Pietrate contro un gabbiano

Gabbiano

[image:8571:r:s=1]Una volta sulle spiagge c’erano i ragazzini che si divertivano a costruire castelli di sabbia. Non che adesso non ce ne siano più, ma ormai la tecnologia ludica è riuscita a ritagliarsi il predominio anche sui bagnasciuga. Così le consolle portatili hanno sostituito paletta e secchiello.

Fin qui niente di male, forse. L’utilizzo dei videogiochi, se non improprio, può essere educativo. Tutto sta a verificare che non distolga il giovanissimo dal senso della realtà, catapultandolo in un mondo dove il significato del dolore scompare dietro una raffica di bit.

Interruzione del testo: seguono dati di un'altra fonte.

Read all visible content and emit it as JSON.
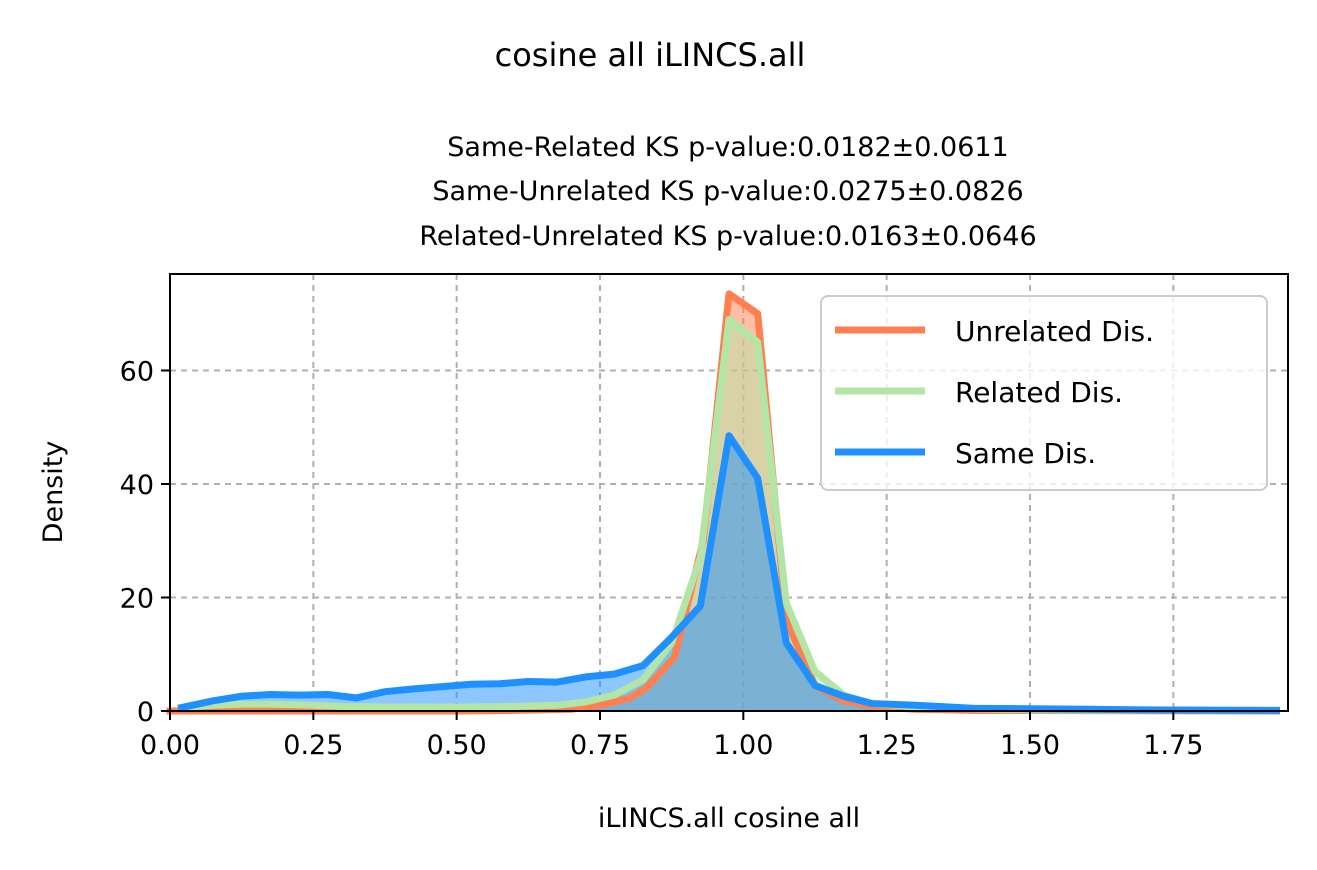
{
  "figure": {
    "suptitle": "cosine all iLINCS.all",
    "subtitle_lines": [
      "Same-Related KS p-value:0.0182±0.0611",
      "Same-Unrelated KS p-value:0.0275±0.0826",
      "Related-Unrelated KS p-value:0.0163±0.0646"
    ]
  },
  "chart_data": {
    "type": "area",
    "title": "cosine all iLINCS.all",
    "xlabel": "iLINCS.all cosine all",
    "ylabel": "Density",
    "xlim": [
      0,
      1.95
    ],
    "ylim": [
      0,
      77
    ],
    "xticks": [
      "0.00",
      "0.25",
      "0.50",
      "0.75",
      "1.00",
      "1.25",
      "1.50",
      "1.75"
    ],
    "yticks": [
      "0",
      "20",
      "40",
      "60"
    ],
    "grid": true,
    "legend_position": "top-right",
    "legend": [
      "Unrelated Dis.",
      "Related Dis.",
      "Same Dis."
    ],
    "series": [
      {
        "name": "Unrelated Dis.",
        "color": "#ff7f50",
        "fill": "#ff7f50",
        "points": [
          [
            0.0,
            0
          ],
          [
            0.5,
            0
          ],
          [
            0.6,
            0.1
          ],
          [
            0.7,
            0.3
          ],
          [
            0.75,
            1.0
          ],
          [
            0.8,
            2.2
          ],
          [
            0.83,
            4.0
          ],
          [
            0.88,
            9.5
          ],
          [
            0.93,
            30.0
          ],
          [
            0.975,
            73.5
          ],
          [
            1.025,
            70.0
          ],
          [
            1.075,
            16.0
          ],
          [
            1.125,
            4.5
          ],
          [
            1.175,
            1.8
          ],
          [
            1.225,
            0.8
          ],
          [
            1.3,
            0.3
          ],
          [
            1.4,
            0.1
          ],
          [
            1.93,
            0
          ]
        ]
      },
      {
        "name": "Related Dis.",
        "color": "#b2e5a6",
        "fill": "#b2e5a6",
        "points": [
          [
            0.02,
            0.6
          ],
          [
            0.075,
            1.0
          ],
          [
            0.125,
            1.2
          ],
          [
            0.175,
            1.2
          ],
          [
            0.25,
            1.0
          ],
          [
            0.3,
            0.8
          ],
          [
            0.4,
            0.7
          ],
          [
            0.5,
            0.7
          ],
          [
            0.6,
            0.8
          ],
          [
            0.675,
            1.0
          ],
          [
            0.725,
            1.6
          ],
          [
            0.775,
            2.8
          ],
          [
            0.825,
            5.5
          ],
          [
            0.875,
            12.0
          ],
          [
            0.925,
            27.0
          ],
          [
            0.975,
            69.0
          ],
          [
            1.025,
            65.0
          ],
          [
            1.075,
            19.0
          ],
          [
            1.125,
            7.0
          ],
          [
            1.175,
            2.8
          ],
          [
            1.225,
            1.3
          ],
          [
            1.3,
            0.7
          ],
          [
            1.4,
            0.4
          ],
          [
            1.5,
            0.2
          ],
          [
            1.93,
            0.1
          ]
        ]
      },
      {
        "name": "Same Dis.",
        "color": "#1e90ff",
        "fill": "#1e90ff",
        "points": [
          [
            0.02,
            0.6
          ],
          [
            0.075,
            1.8
          ],
          [
            0.125,
            2.6
          ],
          [
            0.175,
            2.9
          ],
          [
            0.225,
            2.8
          ],
          [
            0.275,
            2.9
          ],
          [
            0.325,
            2.3
          ],
          [
            0.375,
            3.4
          ],
          [
            0.425,
            3.9
          ],
          [
            0.475,
            4.3
          ],
          [
            0.525,
            4.7
          ],
          [
            0.575,
            4.8
          ],
          [
            0.625,
            5.2
          ],
          [
            0.675,
            5.1
          ],
          [
            0.725,
            6.0
          ],
          [
            0.775,
            6.5
          ],
          [
            0.825,
            8.0
          ],
          [
            0.875,
            13.0
          ],
          [
            0.925,
            18.5
          ],
          [
            0.975,
            48.5
          ],
          [
            1.025,
            41.0
          ],
          [
            1.075,
            12.0
          ],
          [
            1.125,
            4.5
          ],
          [
            1.175,
            2.6
          ],
          [
            1.225,
            1.3
          ],
          [
            1.3,
            1.0
          ],
          [
            1.4,
            0.5
          ],
          [
            1.5,
            0.4
          ],
          [
            1.6,
            0.3
          ],
          [
            1.7,
            0.2
          ],
          [
            1.8,
            0.15
          ],
          [
            1.93,
            0.1
          ]
        ]
      }
    ]
  }
}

Un esempio di come certi ragazzi possano essere irrazionalmente capaci di infliggere sofferenza, quasi fossero in una dimensione “virtuale”, ce lo fornisce un recente episodio, accaduto sulla spiaggia libera di corso Vittorio Veneto, a Savona. Qui un gruppo di ragazzini terribili ha bersagliato un giovane gabbiano con un lancio di pietre.

Il volatile è precipitato in acqua con un’ala quasi staccata. Recuperato dai volontari della Protezione Animali, è stato trasportato dal veterinario che, malgrado l’immediato intervento chirurgico, è stato costretto ad amputargli l’arto.

Per sottolineare l’impegno dell’Enpa, Mario Caccamo, di Ceriale, mi scrive: “A parte la Protezione Animali, che si impegna in ogni modo a loro favore, dei gabbiani della nostra costa non gliene frega niente a nessuno. Lo dimostra quanto accaduto qualche giorno fa a Laigueglia: due turiste che assistevano un gabbiano in difficoltà lungo la ferrovia hanno atteso invano che qualche incaricato dell’Ambito di Caccia di Albenga lo soccorresse. Meno male che l’animale si è ripreso da solo ed è poi volato via”.

Torniamo al caso della spiaggia savonese. Adolescenti e bambini hanno un rapporto complesso con il mondo animale: di empatia, si sa, e qualche volta di crudeltà. Ma il fatto avvenuto sull’arenile savonese denota un’irresponsabilità che desta stupore, così come desta preoccupazione la mancanza di sensibilità verso un animale che, proprio per archetipo, è il simbolo del volo libero.

Quei ragazzini hanno condannato il gabbiano ad una vita senza libertà. Lo hanno privato degli spazi aperti, del mare spumeggiante, del sole e di quanto altro tritamente poetico, ma vivo, lo avrebbe accompagnato per i suoi giorni sull’acqua e sulla terra.

C’è da chiedersi quanto sia insondabile la distanza fra reale e virtuale. Quanti ragazzi hanno visto, in vita loro, un maiale che non sia sotto forma di prosciutto o di salame? Quanti un pollo vivo o una mucca? I più giovani, nella stragrande maggioranza, hanno contatti con gli animali (o meglio, con parti di essi) solo attraverso i banchi del supermercato: è plausibile che crescano con l’idea che non si tratti di creature capaci di soffrire.

Questo forse non accadrebbe se vi fossero percorsi educativi, per ogni ordine e grado di scuola, per far conoscere ai ragazzi la vita degli animali, un po’ come le fattorie urbane del nord Europa, per realizzare un miglior legame tra mondo rurale e urbano e tra campagna e città, binomio sempre più divaricato. O se si moltiplicassero le iniziative degli “orti didattici”, come quello che a maggio a Garlenda ha radunato oltre mille bambini.

Qualche ragazzino, poi, dovrebbe leggere “Il gabbiano Jonathan Livingston” di Richard Bach, magari sotto l’ombrellone. Anche qualche adulto potrebbe leggerlo. E’ breve e, tanto per essere in tema di tecnologia applicata alla mobilità, può essere contenuto in uno smartphone. Parla di un gabbiano anticonformista e del suo amore per la libertà di volare.